Immerhin: Diese vier wurden am Wochenende in Bonn beim vierten Slow Food Festival zum ersten Mal der Öffentlichkeit präsentiert.

Wobei das Wort „präsentiert“ nicht ganz präzise ist. Denn zurzeit gibt es eben keinen Händler, der den „Angeliter Tannenzapfen“, eine Kartoffelsorte, oder die Türkischen Erbsen in seinem Sortiment hat. Und der „Finkenwerder Herbstprinz“ reift, wie der Namen schon sagt, im Herbst. Was den leicht enttäuschten Besuchern der Präsentation der Arche-Passagiere blieb, war der Saft, der aus diesen Äpfeln gewonnen wird.

Das Problem der Deutschen ist – wie könnte es anders sein? – ein theoretisches. Mehr als zwei Jahre lang diskutierte man darüber, was man denn nun eigentlich in die Arche aufnehmen soll. Pflanzen und Tiere? Aber dafür haben ja bereits Tier- und Umweltschutzorganisationen rote Listen erstellt. Schließlich besann man sich auf das, wovon man am meisten versteht. Das Essen.

Doch die Arche soll nicht einfach ein Museumsschiff für seltene Lebensmittel sein. Slow Food will vielmehr dafür sorgen, dass die Arche-Passagiere wieder eine Chance auf dem Markt haben. Und so sollen Produzenten, Händler, Gastwirte, Umweltschutzvereine und natürlich Slow-Food-Mitglieder regionale Förderkreise bilden, die sich, so Alexander Wurthmann, der für den Slow-Food-Vorstand im Arche-Beirat sitzt, vor allem mit Fragen des Marketing befassen.
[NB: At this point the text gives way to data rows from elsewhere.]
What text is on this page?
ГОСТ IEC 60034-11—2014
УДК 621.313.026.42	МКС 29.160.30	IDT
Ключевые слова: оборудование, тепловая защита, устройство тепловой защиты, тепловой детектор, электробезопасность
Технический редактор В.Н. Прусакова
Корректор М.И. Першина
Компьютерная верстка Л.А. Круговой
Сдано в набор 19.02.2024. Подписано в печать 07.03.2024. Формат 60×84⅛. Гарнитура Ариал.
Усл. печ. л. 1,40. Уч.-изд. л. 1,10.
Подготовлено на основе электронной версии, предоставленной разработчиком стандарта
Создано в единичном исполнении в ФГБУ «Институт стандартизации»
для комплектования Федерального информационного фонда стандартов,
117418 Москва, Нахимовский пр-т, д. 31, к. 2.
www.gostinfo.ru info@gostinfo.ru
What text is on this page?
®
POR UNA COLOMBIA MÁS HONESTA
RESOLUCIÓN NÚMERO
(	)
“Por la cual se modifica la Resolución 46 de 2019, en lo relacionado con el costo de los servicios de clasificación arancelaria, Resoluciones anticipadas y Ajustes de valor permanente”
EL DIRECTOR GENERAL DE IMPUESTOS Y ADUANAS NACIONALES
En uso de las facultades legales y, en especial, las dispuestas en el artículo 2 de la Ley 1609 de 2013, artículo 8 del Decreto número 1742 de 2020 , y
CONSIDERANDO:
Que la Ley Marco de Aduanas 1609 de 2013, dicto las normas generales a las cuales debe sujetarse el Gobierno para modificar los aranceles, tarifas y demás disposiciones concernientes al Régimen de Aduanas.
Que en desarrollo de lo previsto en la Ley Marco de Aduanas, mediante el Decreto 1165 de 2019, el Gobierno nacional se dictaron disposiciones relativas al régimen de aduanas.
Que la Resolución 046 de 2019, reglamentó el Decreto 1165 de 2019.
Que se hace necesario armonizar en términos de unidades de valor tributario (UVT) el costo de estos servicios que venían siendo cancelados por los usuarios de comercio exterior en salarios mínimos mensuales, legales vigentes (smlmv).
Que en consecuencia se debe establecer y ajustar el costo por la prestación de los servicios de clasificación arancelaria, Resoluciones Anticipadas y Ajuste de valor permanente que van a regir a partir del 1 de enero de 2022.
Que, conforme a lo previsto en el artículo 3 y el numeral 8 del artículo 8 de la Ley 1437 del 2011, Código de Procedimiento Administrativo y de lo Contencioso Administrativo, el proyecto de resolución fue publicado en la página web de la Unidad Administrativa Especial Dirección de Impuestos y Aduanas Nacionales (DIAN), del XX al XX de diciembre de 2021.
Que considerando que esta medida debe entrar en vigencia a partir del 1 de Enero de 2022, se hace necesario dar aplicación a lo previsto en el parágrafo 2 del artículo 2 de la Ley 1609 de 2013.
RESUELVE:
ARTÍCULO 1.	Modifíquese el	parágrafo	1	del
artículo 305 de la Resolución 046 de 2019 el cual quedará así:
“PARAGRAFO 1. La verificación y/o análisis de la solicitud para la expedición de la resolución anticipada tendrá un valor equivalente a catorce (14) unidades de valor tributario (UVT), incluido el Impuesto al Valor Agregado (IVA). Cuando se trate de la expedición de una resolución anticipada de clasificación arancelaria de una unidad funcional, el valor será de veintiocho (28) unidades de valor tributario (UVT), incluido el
In Italien gibt es bereits 130 solcher Promotionteams. Aus Italien, aus der Toskana, stammt auch die Geschichte des Lardo di Colonatta. Eine Geschichte, die zeigt, das die Passagiere nicht bis in alle Ewigkeit auf der Arche bleiben müssen. Jahrhundertelang legten die Bauern, die rund um die Marmorsteinbrüche von Carrara lebten, ihren Speck in Marmorlöcher, bedeckten ihn mit Gewürzen und Salz und ließen ihn so reifen. Marmor, das war für sie kein kostbares Gut, Marmor war Teil ihres Alltags.

Dann jedoch kamen die Hygieniker, nationale wie europäische, und trafen die kaum überraschende Feststellung, dass diese Art des Haltbarmachens in keiner Weise mit den Vorschriften für die Lebenmittelproduktion übereinstimmte.

Drei Jahre lang kämpfte Slow Food, und schließlich ge-lang es, die Behörden zu überzeugen, dass eine Marmorwanne ja eigentlich nichts anderes ist als ein Raum mit Kacheln. Und solche Räume, die kannten die Beamten.

Doch nun nimmt die Geschichte eine ungewöhnliche Wendung. Dieser weiße, fette Speck, den jeder Deutsche zunächst mit Misstrauen betrachtet, weil er nur grünen Speck zum Spicken kennt, war durch den Streit um den Lardo ein Star in ganz Italien geworden.

Die Preise stiegen, die Bauern aus Carrara konnten gar nicht so viel Lardo herstellen, wie gegessen wurde. Und so begann eine fast schon industrielle Produktion. In Neapel und Mailand, auf den italienischen Inseln und in den Alpen, überall wurde Lardo di Colonatta hergestellt.

Weshalb der Förderkreis des Specks nun einen neuen Kampf führt. Für ein besonderes Siegel, das garantiert, dass Lardo di Colonatta eben wirklich aus Colonatta stammt. Neben den Hygienevorschriften war es vor allem der Zwang zu immer höherer Produktivität, der viele Arche-Passagiere (fast) vom Markt verdrängte.

Bestes Beispiel hierfür ist der Finkenwerder Herbstprinz. Während früher in der bäuerlichen Hochstamm-Obstwirtschaft 300 Bäume auf einem Hektar standen, stellte die „industrielle“ Anbauweise 3.000 Spindelbäumchen hin.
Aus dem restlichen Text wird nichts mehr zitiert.